There have been several variants of the assimilationist school: ranging from the demand that individuals entering such societies jettison their “old” cultures and practice the new – to such individuals being exhorted to intermarry with others from the “mainstream” so that they physically disappear. The American “melting pot” remains the most famous example of the assimilationist school, even though their State, especially through its school system and its very explicit “Citizenship” examinations, couched their values to be assimilated in ideological, rather than cultural terms.
This was feasible because the WASP cultural ideal was so deeply embedded in the state structure that there was no need to emphasise them. In reality, for American citizens to enjoy the full rights of citizenship, they had to conform to the “societal” culture – which was overwhelmingly British. The French, following Rousseau, have been the most faithful to the model in terms of explicitly demanding French culture as the standard.
The sad fact is that the assimilationist project has only worked at the price of great suffering and even then, never very successfully. America has had to concede that instead of a “melting pot”, it has had to accept that it can only be a “salad bowl”. Ultimately, assimilation can only work under the extreme demand that there is complete physical intermixing between the various populations. But this is very unlikely: modern communications facilitate the dissemination and forging of ethnic bonds. Simultaneously, modern international norms of ‘equality’ and ‘self-determination’ of peoples militate against cultural hegemony being accepted by even “subordinate” groups.
It is rather ironic that multicultural societies are actually the norm in a world of “nation-states”. Individuals from the several cultural groups will have different experiences and will become different to the extent that culture shapes and gives meaning to our life-plans. Significantly, the participation of members helps to change the culture itself. Out of this relationship between people and their cultures arises a sense of identity and belonging.
We need to address the type of cultural integration that may be best for Guyana in view of its evident cultural diversity.

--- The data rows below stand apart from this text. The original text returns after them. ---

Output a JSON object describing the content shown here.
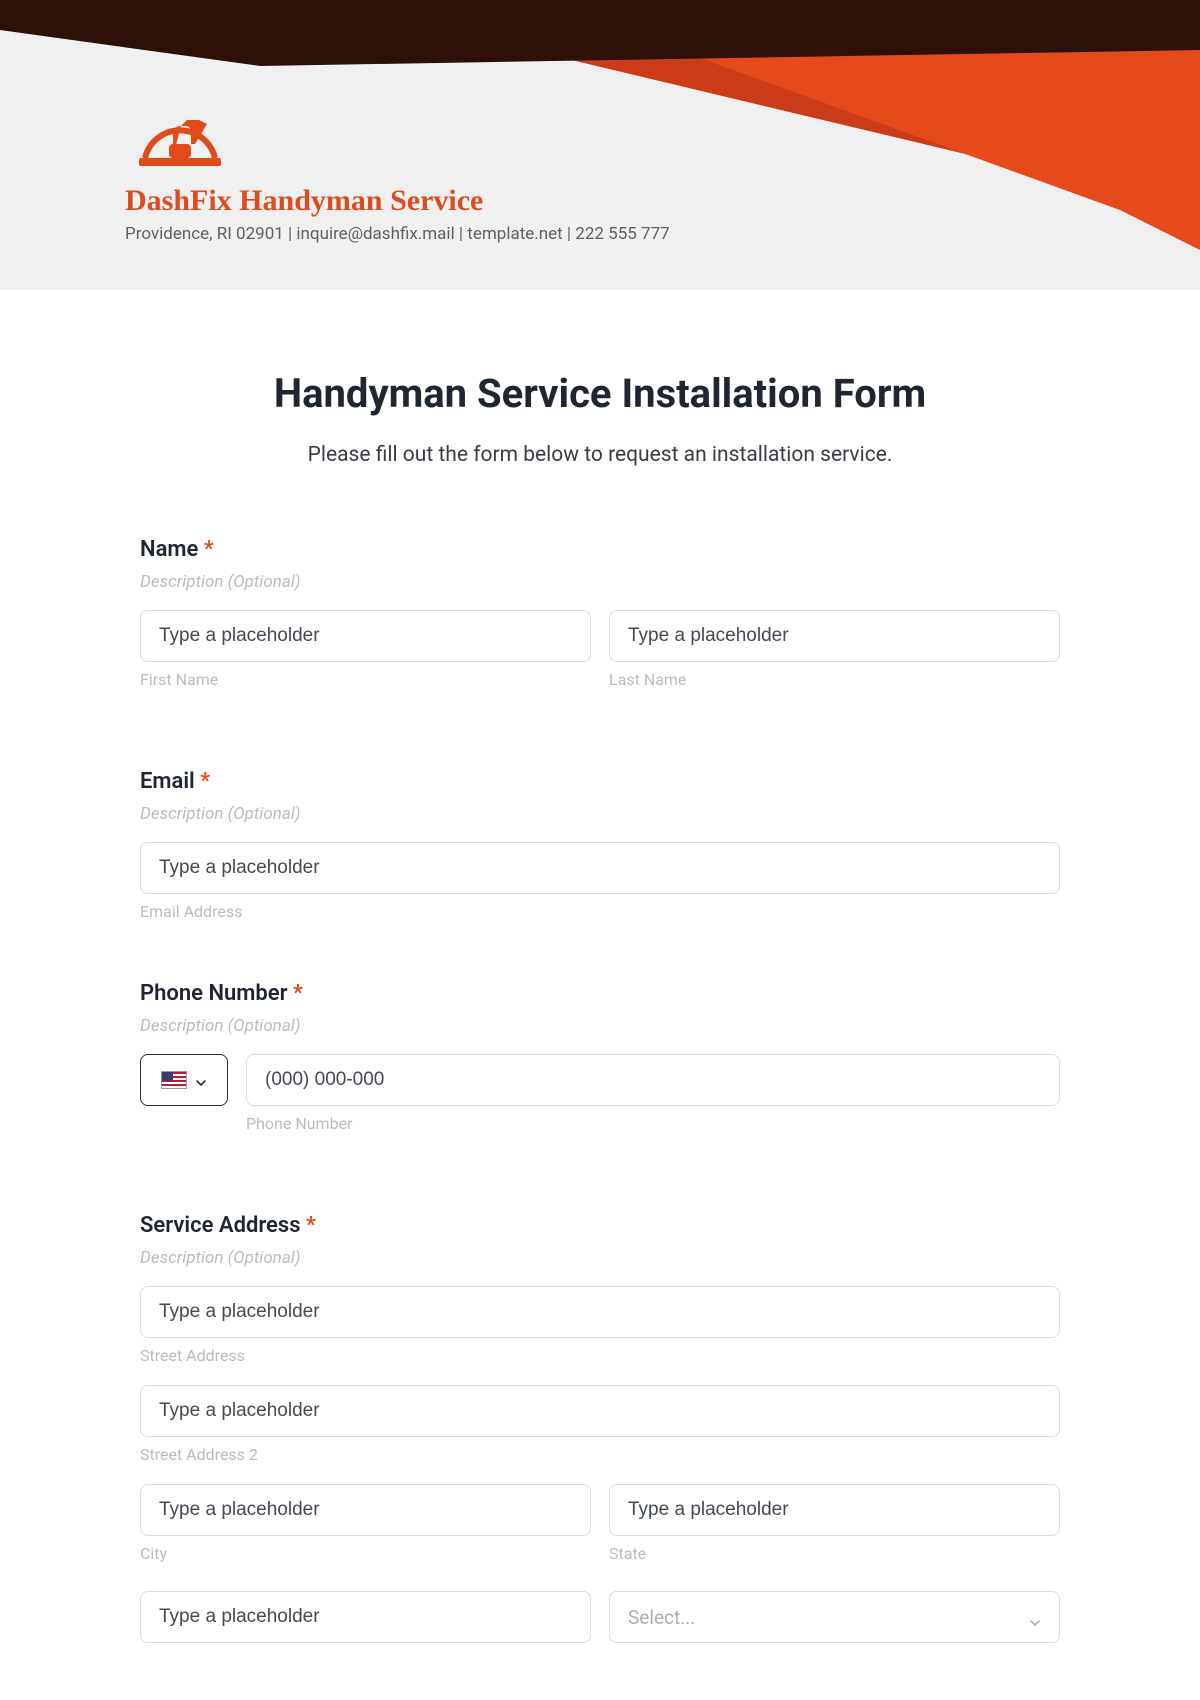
{
  "brand": {
    "name": "DashFix Handyman Service",
    "contact": "Providence, RI 02901 | inquire@dashfix.mail | template.net | 222 555 777"
  },
  "form": {
    "title": "Handyman Service Installation Form",
    "subtitle": "Please fill out the form below to request an installation service.",
    "required_mark": "*",
    "name": {
      "label": "Name",
      "description": "Description (Optional)",
      "first_placeholder": "Type a placeholder",
      "first_sublabel": "First Name",
      "last_placeholder": "Type a placeholder",
      "last_sublabel": "Last Name"
    },
    "email": {
      "label": "Email",
      "description": "Description (Optional)",
      "placeholder": "Type a placeholder",
      "sublabel": "Email Address"
    },
    "phone": {
      "label": "Phone Number",
      "description": "Description (Optional)",
      "placeholder": "(000) 000-000",
      "sublabel": "Phone Number",
      "country_selected": "US"
    },
    "address": {
      "label": "Service Address",
      "description": "Description (Optional)",
      "street1_placeholder": "Type a placeholder",
      "street1_sublabel": "Street Address",
      "street2_placeholder": "Type a placeholder",
      "street2_sublabel": "Street Address 2",
      "city_placeholder": "Type a placeholder",
      "city_sublabel": "City",
      "state_placeholder": "Type a placeholder",
      "state_sublabel": "State",
      "zip_placeholder": "Type a placeholder",
      "country_select_placeholder": "Select..."
    }
  },
  "colors": {
    "brand_orange": "#e14a1b",
    "dark_brown": "#2d1108"
  }
}
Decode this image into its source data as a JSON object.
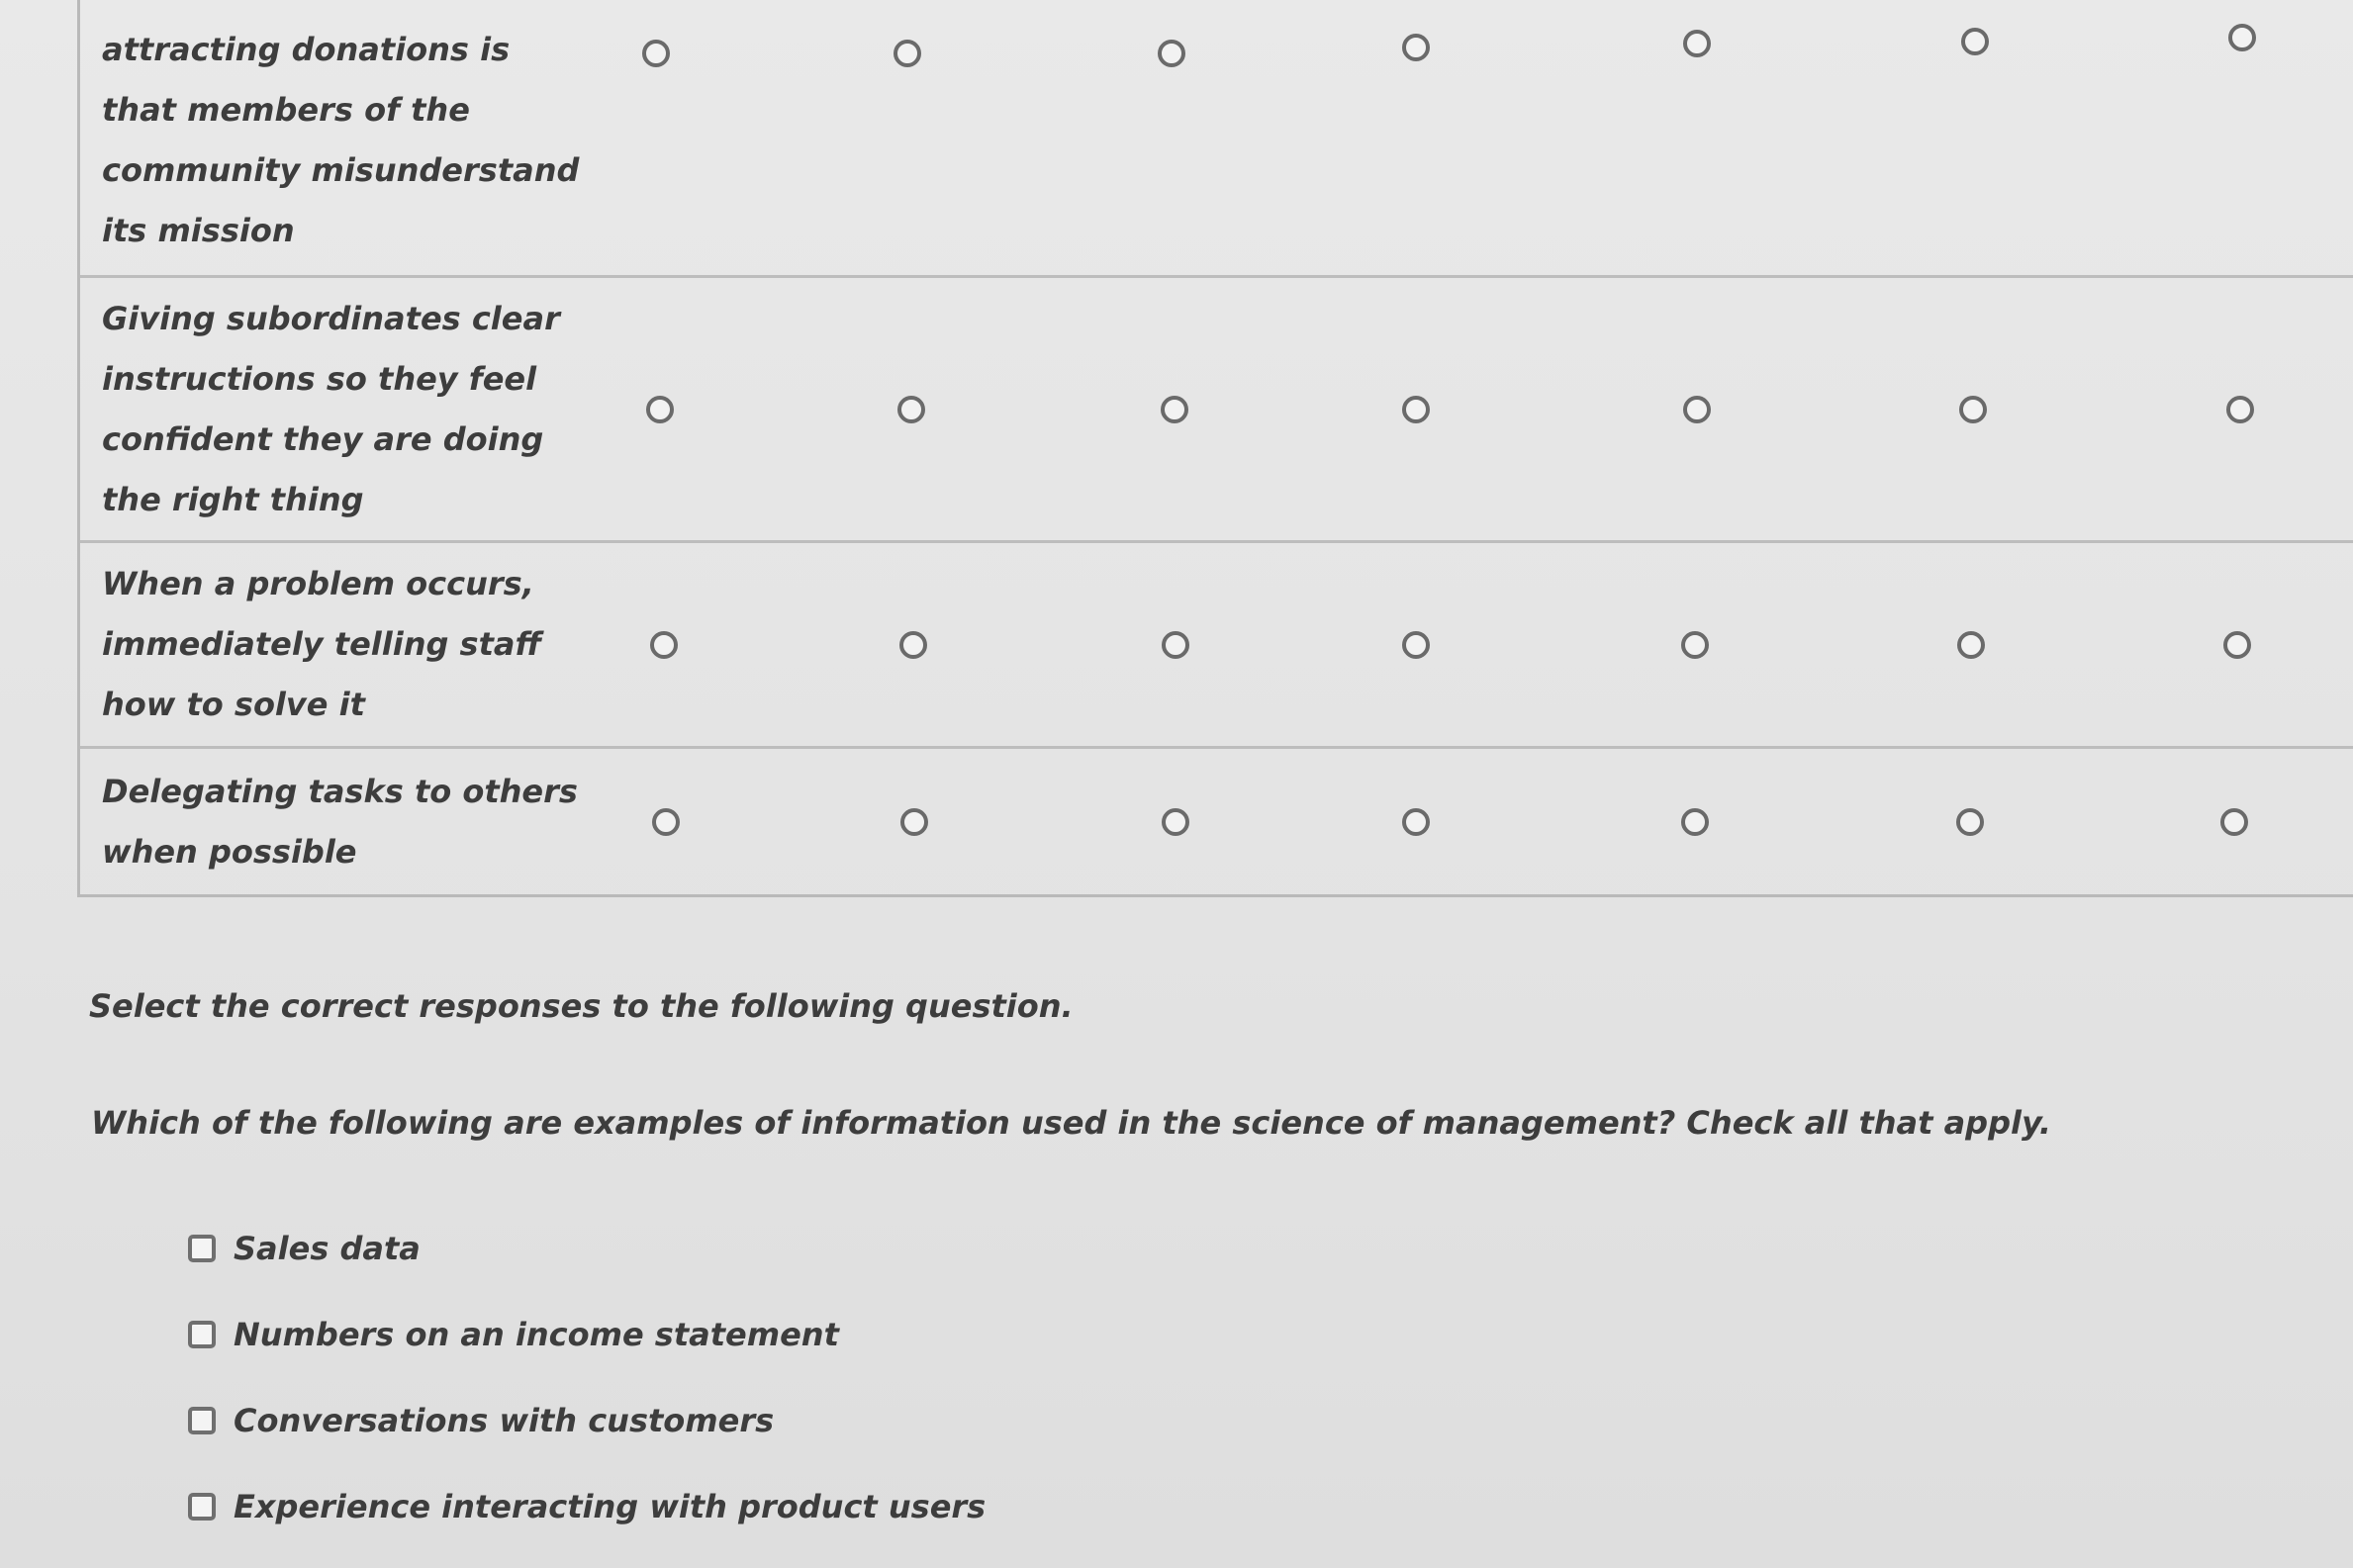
{
  "matrix": {
    "rows": [
      {
        "label": "attracting donations is\nthat members of the\ncommunity misunderstand\nits mission"
      },
      {
        "label": "Giving subordinates clear\ninstructions so they feel\nconfident they are doing\nthe right thing"
      },
      {
        "label": "When a problem occurs,\nimmediately telling staff\nhow to solve it"
      },
      {
        "label": "Delegating tasks to others\nwhen possible"
      }
    ],
    "options_per_row": 7
  },
  "question": {
    "instruction": "Select the correct responses to the following question.",
    "prompt": "Which of the following are examples of information used in the science of management? Check all that apply.",
    "choices": [
      {
        "label": "Sales data"
      },
      {
        "label": "Numbers on an income statement"
      },
      {
        "label": "Conversations with customers"
      },
      {
        "label": "Experience interacting with product users"
      }
    ]
  }
}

Each society has to find the right balance between the demands of the two concepts that is appropriate for its own circumstances so as to have a political system that is cohesive and stable, while facilitating the cultural aspirations of all the peoples.
We have proposed before, the creation of institutions to promote an ideological notion of “Guyaneseness” for a nation based on equality, which incorporates all our present cultures. Having one’s social institutions embody one’s culture means that they will be immediately comprehensible to us and, therefore, easier to use. The mutual intelligibility will promote relationships of solidarity and trust for all Guyanese.